Optional extras (install features as needed):
# Schema imputing / CSV reverse-engineering (requires scipy)
pip install "ts-data-generator[imputer]"
# Built-in line plotting (requires matplotlib)
pip install "ts-data-generator[plotting]"
# Country-specific holiday detection (requires holidays)
pip install holidays
# All optional features
pip install "ts-data-generator[imputer,plotting]" holidays
2. Choose Your Workflow
ts-data-generator adapts to your workspace. Choose between rapid terminal prototyping or robust pipeline scripting.
💻 Rapid Terminal Prototyping (CLI)
Generate a production-ready dataset in a single terminal line with dimensions and composed metrics:
tsdata generate \
--start 2024-01-01 \
--end 2024-01-07 \
--granularity h \
--dims "region:US,EU,AP" \
--mets "sales:LinearTrend(slope=10)+SinusoidalTrend(amplitude=10,freq=24)" \
--output sales_data.csv
🐍 Pipeline Integration (Python API)
Compose your generators directly inside your training/validation pipelines or notebooks:
from ts_data_generator import DataGen
from ts_data_generator.utils.trends import LinearTrend, SinusoidalTrend
dg = DataGen(seed=42)
dg.start_datetime = "2024-01-01"
dg.end_datetime = "2024-01-07"
dg.to_granularity("h")
# Composing a metric from multiple trends
dg.add_metric(
"sales",
{
LinearTrend(offset=10.0, slope=10),
SinusoidalTrend(amplitude=10.0, freq=24.0)
}
)
df = dg.data # Retrieves the Pandas DataFrame
dg.plot() # Instant interactive visualization
🧩 Architectural Highlights
The generator is designed from the ground up around Modular Compositions:
- Realistic Trends & Seasonality: Compose complex signals by layering multiple trends (Sinusoidal, Linear, AR Noise, Markov Chains, stock-like random walks) onto a single metric.

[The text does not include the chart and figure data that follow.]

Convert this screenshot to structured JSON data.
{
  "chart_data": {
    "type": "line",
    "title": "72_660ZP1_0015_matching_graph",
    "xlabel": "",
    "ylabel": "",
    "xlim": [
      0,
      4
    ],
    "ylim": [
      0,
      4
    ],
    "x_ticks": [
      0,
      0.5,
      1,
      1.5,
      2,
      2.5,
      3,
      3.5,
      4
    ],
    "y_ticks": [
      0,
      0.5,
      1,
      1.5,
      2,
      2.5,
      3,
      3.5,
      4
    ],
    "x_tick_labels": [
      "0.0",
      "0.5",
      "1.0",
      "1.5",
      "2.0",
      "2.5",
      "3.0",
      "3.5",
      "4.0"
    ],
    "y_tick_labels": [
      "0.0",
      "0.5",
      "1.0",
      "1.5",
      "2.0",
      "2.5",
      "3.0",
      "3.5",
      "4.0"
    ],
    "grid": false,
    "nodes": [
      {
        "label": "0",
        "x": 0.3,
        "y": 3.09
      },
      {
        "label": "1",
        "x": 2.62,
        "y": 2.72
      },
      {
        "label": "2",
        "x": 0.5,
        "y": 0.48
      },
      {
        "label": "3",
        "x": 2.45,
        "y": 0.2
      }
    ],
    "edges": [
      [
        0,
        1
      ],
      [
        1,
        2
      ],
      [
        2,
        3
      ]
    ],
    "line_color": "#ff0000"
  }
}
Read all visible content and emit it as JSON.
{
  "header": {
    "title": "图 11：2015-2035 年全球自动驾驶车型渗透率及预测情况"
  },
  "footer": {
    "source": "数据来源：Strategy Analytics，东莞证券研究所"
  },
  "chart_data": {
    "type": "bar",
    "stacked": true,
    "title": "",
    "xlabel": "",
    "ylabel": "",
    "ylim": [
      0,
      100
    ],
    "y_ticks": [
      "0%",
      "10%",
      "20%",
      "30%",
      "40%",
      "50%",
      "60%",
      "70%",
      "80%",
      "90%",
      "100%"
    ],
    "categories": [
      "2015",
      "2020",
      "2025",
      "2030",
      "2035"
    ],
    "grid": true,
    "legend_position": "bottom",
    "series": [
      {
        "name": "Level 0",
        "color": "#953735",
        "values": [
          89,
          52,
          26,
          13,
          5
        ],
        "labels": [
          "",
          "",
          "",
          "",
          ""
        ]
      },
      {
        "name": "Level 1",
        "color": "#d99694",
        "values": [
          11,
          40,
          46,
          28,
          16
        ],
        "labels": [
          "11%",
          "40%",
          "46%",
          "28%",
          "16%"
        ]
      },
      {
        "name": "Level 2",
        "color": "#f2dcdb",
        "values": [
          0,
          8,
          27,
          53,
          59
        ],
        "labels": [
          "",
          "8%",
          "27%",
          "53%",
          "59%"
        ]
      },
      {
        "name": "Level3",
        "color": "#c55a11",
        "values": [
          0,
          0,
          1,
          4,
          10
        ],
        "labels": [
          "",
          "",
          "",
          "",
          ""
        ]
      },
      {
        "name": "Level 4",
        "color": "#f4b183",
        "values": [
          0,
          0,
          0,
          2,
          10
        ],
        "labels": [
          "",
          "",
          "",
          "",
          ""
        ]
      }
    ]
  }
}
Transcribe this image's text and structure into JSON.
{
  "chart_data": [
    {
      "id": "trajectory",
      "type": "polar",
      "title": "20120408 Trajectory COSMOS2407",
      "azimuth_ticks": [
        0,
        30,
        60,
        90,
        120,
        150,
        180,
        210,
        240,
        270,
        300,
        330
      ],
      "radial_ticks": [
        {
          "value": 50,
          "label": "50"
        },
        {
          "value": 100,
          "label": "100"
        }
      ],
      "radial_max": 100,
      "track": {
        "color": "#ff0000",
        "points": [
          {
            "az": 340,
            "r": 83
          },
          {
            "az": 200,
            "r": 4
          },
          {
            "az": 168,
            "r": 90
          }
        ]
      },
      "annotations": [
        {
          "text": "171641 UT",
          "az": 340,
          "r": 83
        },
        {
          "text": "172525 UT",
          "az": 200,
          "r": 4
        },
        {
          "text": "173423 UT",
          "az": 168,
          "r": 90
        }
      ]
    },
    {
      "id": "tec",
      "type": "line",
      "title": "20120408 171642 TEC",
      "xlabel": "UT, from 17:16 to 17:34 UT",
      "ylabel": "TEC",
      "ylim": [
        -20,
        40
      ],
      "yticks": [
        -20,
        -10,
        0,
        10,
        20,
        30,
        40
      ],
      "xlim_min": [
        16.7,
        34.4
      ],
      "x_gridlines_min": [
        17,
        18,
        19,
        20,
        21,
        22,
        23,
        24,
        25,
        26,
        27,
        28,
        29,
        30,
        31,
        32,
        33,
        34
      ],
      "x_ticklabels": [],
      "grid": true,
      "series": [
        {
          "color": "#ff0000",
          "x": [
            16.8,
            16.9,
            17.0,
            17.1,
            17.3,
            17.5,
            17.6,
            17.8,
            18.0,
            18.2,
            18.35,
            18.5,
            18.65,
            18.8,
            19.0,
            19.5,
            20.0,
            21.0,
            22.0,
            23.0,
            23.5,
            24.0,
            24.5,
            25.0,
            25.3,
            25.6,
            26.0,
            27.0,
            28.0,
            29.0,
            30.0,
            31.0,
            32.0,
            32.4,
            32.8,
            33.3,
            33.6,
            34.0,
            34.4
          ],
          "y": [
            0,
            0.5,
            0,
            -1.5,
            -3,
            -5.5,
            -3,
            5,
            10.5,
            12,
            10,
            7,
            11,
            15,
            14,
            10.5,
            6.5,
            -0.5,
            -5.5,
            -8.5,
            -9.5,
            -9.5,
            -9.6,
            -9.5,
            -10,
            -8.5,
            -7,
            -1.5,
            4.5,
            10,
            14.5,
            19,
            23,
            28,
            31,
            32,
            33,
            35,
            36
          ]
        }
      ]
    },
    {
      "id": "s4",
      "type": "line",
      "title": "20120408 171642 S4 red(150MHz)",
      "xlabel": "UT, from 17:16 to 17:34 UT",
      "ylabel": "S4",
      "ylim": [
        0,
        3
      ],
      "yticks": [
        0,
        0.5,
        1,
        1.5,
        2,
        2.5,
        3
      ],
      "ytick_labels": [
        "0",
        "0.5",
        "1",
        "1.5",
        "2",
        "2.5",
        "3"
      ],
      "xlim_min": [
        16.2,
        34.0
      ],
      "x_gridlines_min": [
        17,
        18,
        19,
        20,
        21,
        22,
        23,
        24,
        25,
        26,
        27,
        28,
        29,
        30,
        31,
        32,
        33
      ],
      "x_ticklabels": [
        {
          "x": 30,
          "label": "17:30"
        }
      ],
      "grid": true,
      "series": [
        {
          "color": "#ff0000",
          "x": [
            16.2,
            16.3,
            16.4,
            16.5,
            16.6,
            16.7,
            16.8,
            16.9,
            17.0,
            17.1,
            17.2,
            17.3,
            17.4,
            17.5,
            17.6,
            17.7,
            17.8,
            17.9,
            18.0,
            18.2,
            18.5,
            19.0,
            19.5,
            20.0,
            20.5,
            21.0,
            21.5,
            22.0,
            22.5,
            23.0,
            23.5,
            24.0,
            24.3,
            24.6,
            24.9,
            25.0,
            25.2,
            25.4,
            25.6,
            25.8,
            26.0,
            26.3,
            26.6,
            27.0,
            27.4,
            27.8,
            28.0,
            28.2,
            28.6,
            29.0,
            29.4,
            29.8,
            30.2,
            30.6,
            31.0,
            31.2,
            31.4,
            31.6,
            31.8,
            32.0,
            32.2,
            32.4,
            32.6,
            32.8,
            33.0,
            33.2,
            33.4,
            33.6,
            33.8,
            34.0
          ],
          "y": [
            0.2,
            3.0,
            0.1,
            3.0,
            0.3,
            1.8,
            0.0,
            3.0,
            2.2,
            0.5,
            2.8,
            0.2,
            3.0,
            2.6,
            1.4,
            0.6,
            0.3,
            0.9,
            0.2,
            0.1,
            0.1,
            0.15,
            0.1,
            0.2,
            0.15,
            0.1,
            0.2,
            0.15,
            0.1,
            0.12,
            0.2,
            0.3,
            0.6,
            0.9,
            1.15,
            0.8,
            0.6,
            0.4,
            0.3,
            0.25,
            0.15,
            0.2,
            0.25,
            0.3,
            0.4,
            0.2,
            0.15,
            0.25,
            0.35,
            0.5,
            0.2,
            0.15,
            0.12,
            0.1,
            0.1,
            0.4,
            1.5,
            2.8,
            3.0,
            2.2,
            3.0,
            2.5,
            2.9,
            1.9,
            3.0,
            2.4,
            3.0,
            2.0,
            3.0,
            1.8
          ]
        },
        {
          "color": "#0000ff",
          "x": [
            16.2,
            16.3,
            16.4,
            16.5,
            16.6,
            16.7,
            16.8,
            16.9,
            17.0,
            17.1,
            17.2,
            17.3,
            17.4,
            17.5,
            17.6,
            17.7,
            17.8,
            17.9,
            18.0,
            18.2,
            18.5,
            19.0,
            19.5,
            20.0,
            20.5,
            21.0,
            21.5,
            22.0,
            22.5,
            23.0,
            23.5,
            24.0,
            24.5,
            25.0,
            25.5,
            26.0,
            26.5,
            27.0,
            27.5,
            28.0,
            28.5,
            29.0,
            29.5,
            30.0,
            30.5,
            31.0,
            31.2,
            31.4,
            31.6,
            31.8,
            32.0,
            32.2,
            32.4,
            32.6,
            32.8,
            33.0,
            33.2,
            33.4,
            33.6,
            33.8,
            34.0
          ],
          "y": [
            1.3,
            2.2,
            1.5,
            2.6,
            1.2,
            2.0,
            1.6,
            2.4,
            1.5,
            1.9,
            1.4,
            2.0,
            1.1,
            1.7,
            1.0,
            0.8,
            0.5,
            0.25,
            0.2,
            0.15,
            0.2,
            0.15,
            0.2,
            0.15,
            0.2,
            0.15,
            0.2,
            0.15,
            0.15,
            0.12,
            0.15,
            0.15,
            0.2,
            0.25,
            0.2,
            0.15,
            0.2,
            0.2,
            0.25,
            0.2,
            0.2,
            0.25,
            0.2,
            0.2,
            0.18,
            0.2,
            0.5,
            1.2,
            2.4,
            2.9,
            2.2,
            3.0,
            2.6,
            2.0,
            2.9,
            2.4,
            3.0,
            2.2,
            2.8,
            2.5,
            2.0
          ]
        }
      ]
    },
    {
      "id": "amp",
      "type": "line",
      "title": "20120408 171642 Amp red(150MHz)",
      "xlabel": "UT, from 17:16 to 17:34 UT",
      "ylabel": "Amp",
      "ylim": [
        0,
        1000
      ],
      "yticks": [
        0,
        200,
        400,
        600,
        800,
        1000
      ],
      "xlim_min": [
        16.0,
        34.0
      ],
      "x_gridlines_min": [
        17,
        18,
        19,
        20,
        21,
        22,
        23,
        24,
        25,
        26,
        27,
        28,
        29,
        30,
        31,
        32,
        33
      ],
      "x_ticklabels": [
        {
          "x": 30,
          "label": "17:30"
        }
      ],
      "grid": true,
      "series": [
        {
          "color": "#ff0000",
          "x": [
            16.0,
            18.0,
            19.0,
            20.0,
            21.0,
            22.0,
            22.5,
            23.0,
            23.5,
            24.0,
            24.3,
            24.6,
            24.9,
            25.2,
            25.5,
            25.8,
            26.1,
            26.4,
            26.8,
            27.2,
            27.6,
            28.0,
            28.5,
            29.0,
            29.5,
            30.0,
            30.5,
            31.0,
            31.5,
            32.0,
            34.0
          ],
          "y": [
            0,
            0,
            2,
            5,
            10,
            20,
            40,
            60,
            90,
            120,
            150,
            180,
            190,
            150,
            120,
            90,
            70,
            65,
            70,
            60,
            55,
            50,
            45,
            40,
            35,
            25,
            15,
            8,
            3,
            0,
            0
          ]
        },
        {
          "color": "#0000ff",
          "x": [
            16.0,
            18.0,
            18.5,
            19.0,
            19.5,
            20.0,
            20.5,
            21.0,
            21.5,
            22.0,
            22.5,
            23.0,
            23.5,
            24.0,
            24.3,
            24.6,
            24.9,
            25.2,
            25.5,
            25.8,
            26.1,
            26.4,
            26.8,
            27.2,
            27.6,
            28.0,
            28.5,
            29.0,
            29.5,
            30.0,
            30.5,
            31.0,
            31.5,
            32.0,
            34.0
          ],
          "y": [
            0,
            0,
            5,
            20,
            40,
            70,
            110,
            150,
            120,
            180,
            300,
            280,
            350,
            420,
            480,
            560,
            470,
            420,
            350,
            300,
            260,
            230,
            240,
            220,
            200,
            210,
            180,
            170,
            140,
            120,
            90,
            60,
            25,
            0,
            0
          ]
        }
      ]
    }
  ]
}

Explore Trend Functions
- Contextual Dimensions: Enrich your metrics with dimensions (such as
region,device_id, oruser_type) using built-in or custom infinite iterables. Explore Dimensions - Stochastic Anomaly Injection: Inject realistic anomalies (isolated spikes, bursty data drops, or gradual concept drifts) after your trends are calculated to benchmark your detection pipelines. Explore Anomalies
- Schema Imputing: Bootstrap a generation config instantly by analyzing an existing historical CSV file. Explore Imputer
⚖️ Why Composable Primitives?
Most synthetic data generators lie at two extremes: they are either too simple (generating basic white noise) or too complex (requiring expensive black-box GAN models that lack direct interpretability).
ts-data-generator sits perfectly in the middle. By utilizing Composable Primitives, you retain total control over the mathematical laws governing your data. You explicitly specify the rules (the base growth, seasonal variations, noise patterns, and failure events) and the generator handles the complex temporal alignment, index building, dimension broadcasting, and execution.